Columbia isn’t the only university set on expansion in New York. NYU has decided to make a bit of a ruckus with the residents of the Village for the past couple of months with their proposal to develop 2.5 million square feet of new infrastructure over the next twenty years. Their plan, which they’ve called NYU2031 in honor of the year that marks the university’s bicentennial, includes a host of other changes, like expanding academic buildings to Governor’s Island and Downtown Brooklyn and reconfiguring its medical campus in Midtown. But, it is the construction in the Village, a historically political (and now affluent) area of the city–the very neighborhood where NYU resides–that faces the school with so much opposition.

Unlike Columbia’s expansion, much of NYU’s proposal relies on it building on the land it already owns, land some would argue it has the right to develop. This makes the development more palatable for Village residents who have demanded that the university “build on its own footprint.” But doing so isn’t enough for some residents who feel they have a claim to the open space . Michael Kimmelman, the NYT’s architecture critic writes:

The most radical part of what N.Y.U. wants is to construct two tall, crescent-shaped towers, 400,000 square between them (the architecture is still notional) on the 1.5 acres of open space between the two apartment slabs of Washington Square Village.
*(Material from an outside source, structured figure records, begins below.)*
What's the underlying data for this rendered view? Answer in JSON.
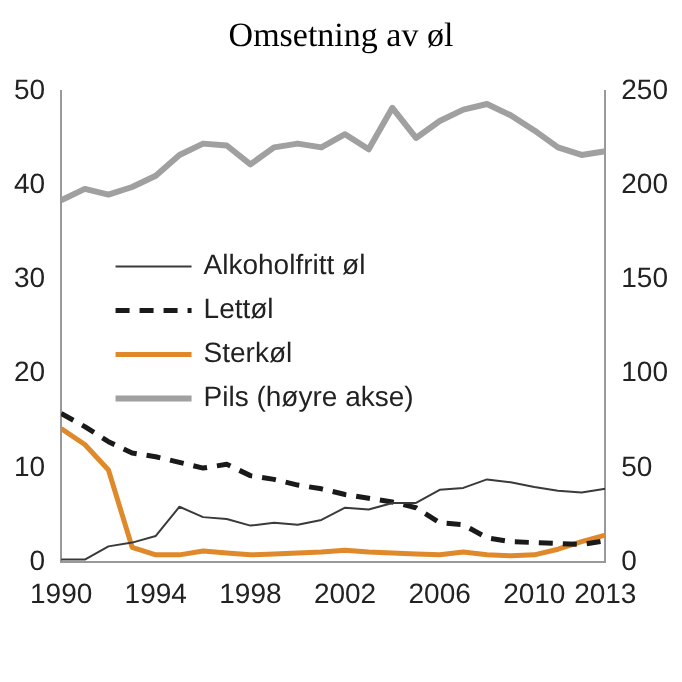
{
  "chart_data": {
    "type": "line",
    "title": "Omsetning av øl",
    "x": [
      1990,
      1991,
      1992,
      1993,
      1994,
      1995,
      1996,
      1997,
      1998,
      1999,
      2000,
      2001,
      2002,
      2003,
      2004,
      2005,
      2006,
      2007,
      2008,
      2009,
      2010,
      2011,
      2012,
      2013
    ],
    "xlim": [
      1990,
      2013
    ],
    "xticks": [
      1990,
      1994,
      1998,
      2002,
      2006,
      2010,
      2013
    ],
    "ylim": [
      0,
      50
    ],
    "yticks": [
      0,
      10,
      20,
      30,
      40,
      50
    ],
    "y2lim": [
      0,
      250
    ],
    "y2ticks": [
      0,
      50,
      100,
      150,
      200,
      250
    ],
    "grid": false,
    "legend": "center",
    "marker": "none",
    "series": [
      {
        "name": "Alkoholfritt øl",
        "color": "#3a3a3a",
        "line_style": "solid",
        "values": [
          0.3,
          0.3,
          1.7,
          2.1,
          2.8,
          5.9,
          4.8,
          4.6,
          3.9,
          4.2,
          4.0,
          4.5,
          5.8,
          5.6,
          6.3,
          6.3,
          7.7,
          7.9,
          8.8,
          8.5,
          8.0,
          7.6,
          7.4,
          7.8
        ]
      },
      {
        "name": "Lettøl",
        "color": "#1a1a1a",
        "line_style": "dashed",
        "values": [
          15.8,
          14.4,
          12.8,
          11.6,
          11.2,
          10.6,
          10.0,
          10.4,
          9.2,
          8.8,
          8.2,
          7.8,
          7.2,
          6.8,
          6.4,
          5.8,
          4.2,
          4.0,
          2.6,
          2.2,
          2.1,
          2.0,
          1.9,
          2.3
        ]
      },
      {
        "name": "Sterkøl",
        "color": "#e0892a",
        "line_style": "solid",
        "values": [
          14.2,
          12.5,
          9.8,
          1.6,
          0.8,
          0.8,
          1.2,
          1.0,
          0.8,
          0.9,
          1.0,
          1.1,
          1.3,
          1.1,
          1.0,
          0.9,
          0.8,
          1.1,
          0.8,
          0.7,
          0.8,
          1.4,
          2.2,
          2.9
        ]
      },
      {
        "name": "Pils (høyre akse)",
        "color": "#a0a0a0",
        "line_style": "solid",
        "axis": "y2",
        "values": [
          192,
          198,
          195,
          199,
          205,
          216,
          222,
          221,
          211,
          220,
          222,
          220,
          227,
          219,
          241,
          225,
          234,
          240,
          243,
          237,
          229,
          220,
          216,
          218
        ]
      }
    ]
  }
}
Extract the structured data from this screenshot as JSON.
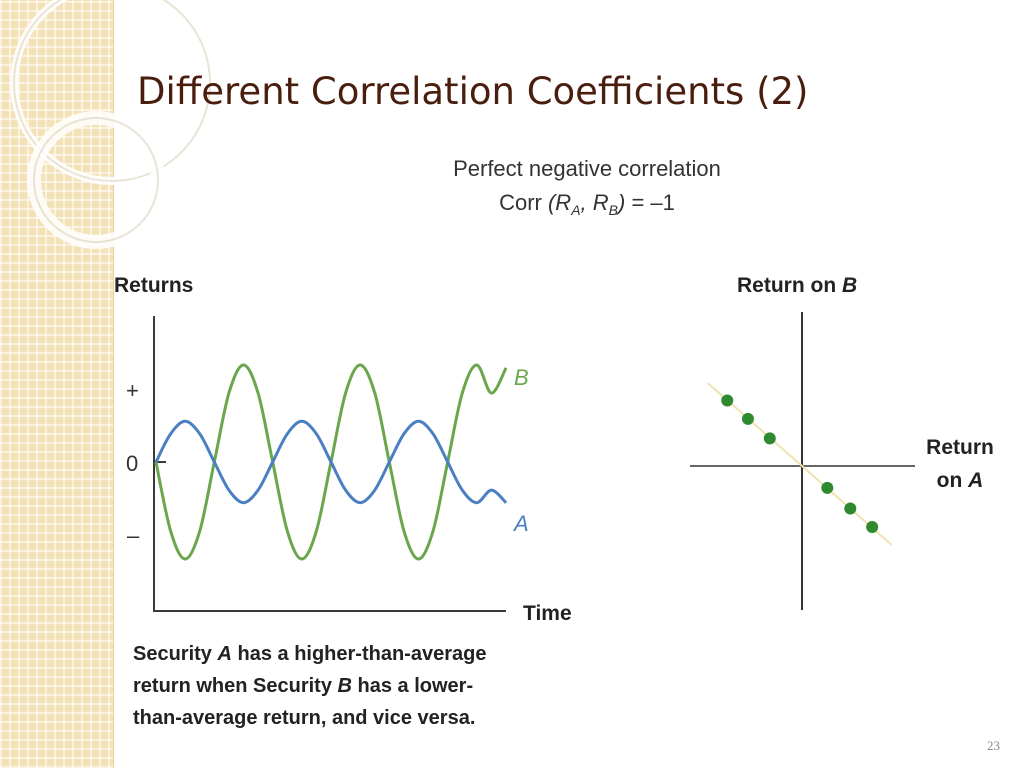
{
  "slide": {
    "title": "Different Correlation Coefficients (2)",
    "number": "23"
  },
  "figure": {
    "heading_line1": "Perfect negative correlation",
    "heading_line2": "Corr (R_A, R_B) = –1",
    "caption_lines": [
      "Security A has a higher-than-average",
      "return when Security B has a lower-",
      "than-average return, and vice versa."
    ]
  },
  "chart_data": [
    {
      "type": "line",
      "title": "",
      "ylabel": "Returns",
      "xlabel": "Time",
      "yticks": [
        "+",
        "0",
        "–"
      ],
      "ylim": [
        -1,
        1
      ],
      "x": [
        0,
        0.25,
        0.5,
        0.75,
        1,
        1.25,
        1.5,
        1.75,
        2,
        2.25,
        2.5,
        2.75,
        3,
        3.25,
        3.5,
        3.75,
        4,
        4.25,
        4.5,
        4.75,
        5,
        5.25,
        5.5,
        5.75,
        6
      ],
      "series": [
        {
          "name": "A",
          "color": "#4a7fc1",
          "values": [
            0,
            0.29,
            0.42,
            0.29,
            0,
            -0.29,
            -0.42,
            -0.29,
            0,
            0.29,
            0.42,
            0.29,
            0,
            -0.29,
            -0.42,
            -0.29,
            0,
            0.29,
            0.42,
            0.29,
            0,
            -0.29,
            -0.42,
            -0.29,
            -0.42
          ]
        },
        {
          "name": "B",
          "color": "#6aa64b",
          "values": [
            0,
            -0.71,
            -1,
            -0.71,
            0,
            0.71,
            1,
            0.71,
            0,
            -0.71,
            -1,
            -0.71,
            0,
            0.71,
            1,
            0.71,
            0,
            -0.71,
            -1,
            -0.71,
            0,
            0.71,
            1,
            0.71,
            0.97
          ]
        }
      ],
      "grid": false
    },
    {
      "type": "scatter",
      "title": "",
      "xlabel": "Return on A",
      "ylabel": "Return on B",
      "xlim": [
        -1,
        1
      ],
      "ylim": [
        -1,
        1
      ],
      "points_x": [
        -0.65,
        -0.47,
        -0.28,
        0.22,
        0.42,
        0.61
      ],
      "points_y": [
        0.57,
        0.41,
        0.24,
        -0.19,
        -0.37,
        -0.53
      ],
      "trendline": {
        "slope": -0.88,
        "intercept": 0
      },
      "point_color": "#2f8a2f",
      "trendline_color": "#f0e2b0",
      "grid": false
    }
  ]
}
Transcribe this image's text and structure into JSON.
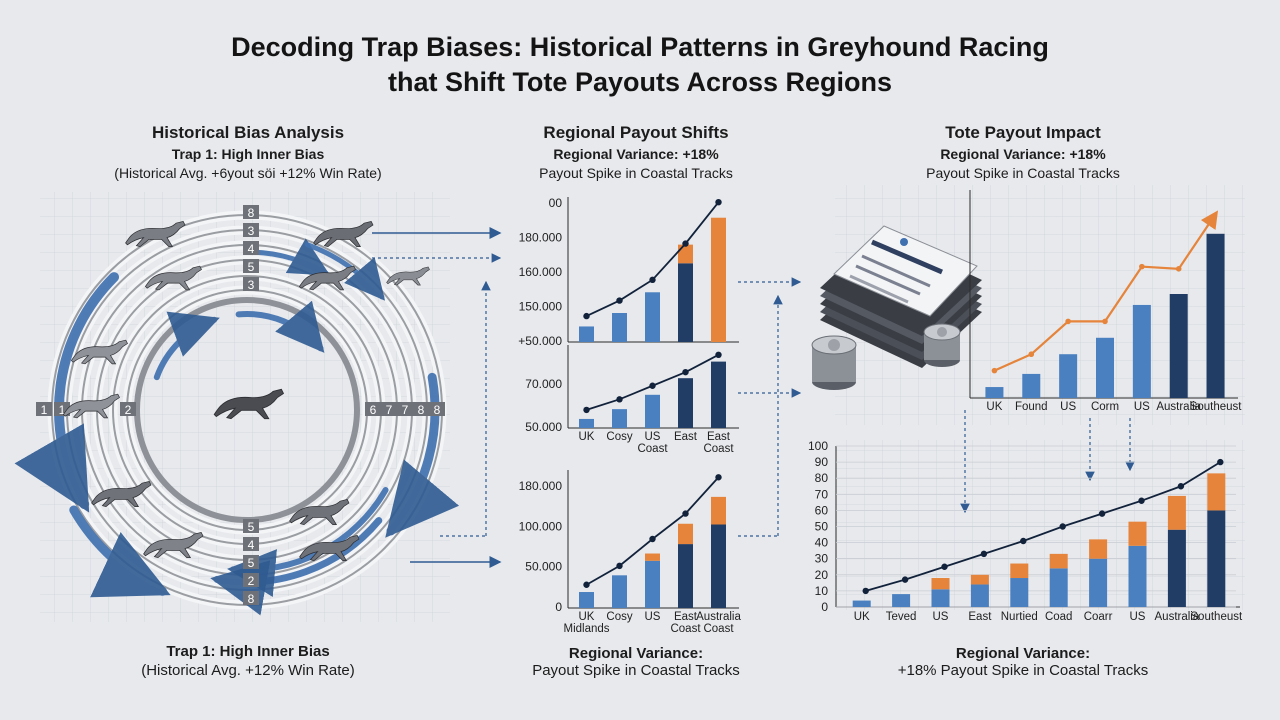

Beneath that open space, in lieu of the current parking garage, the university wants to dig several floors down to create 770,000 square feet of underground classrooms.

This would entail, among other things, demolishing the raised concrete garden by Hideo Sasaki from 1959 that is one of the country’s earliest parking garage roof structures, beloved by landscape historians, with its boxed crabapples, cherry and willow trees. I used to play in it as a boy. It’s a severe park but peaceful. The Village has notoriously few public refuges, aside from Washington Square Park. This is one of them, though most people don’t even realize it exists.

That’s because over the years the university has effectively closed off the open space between the buildings with fences and gates, obscured it behind a cheap retail strip mall on La Guardia Place and allowed what should be accessible parkland to languish while arguing that building the towers with fresh landscaping around them would create an improvement. Demolition by neglect is the term of art.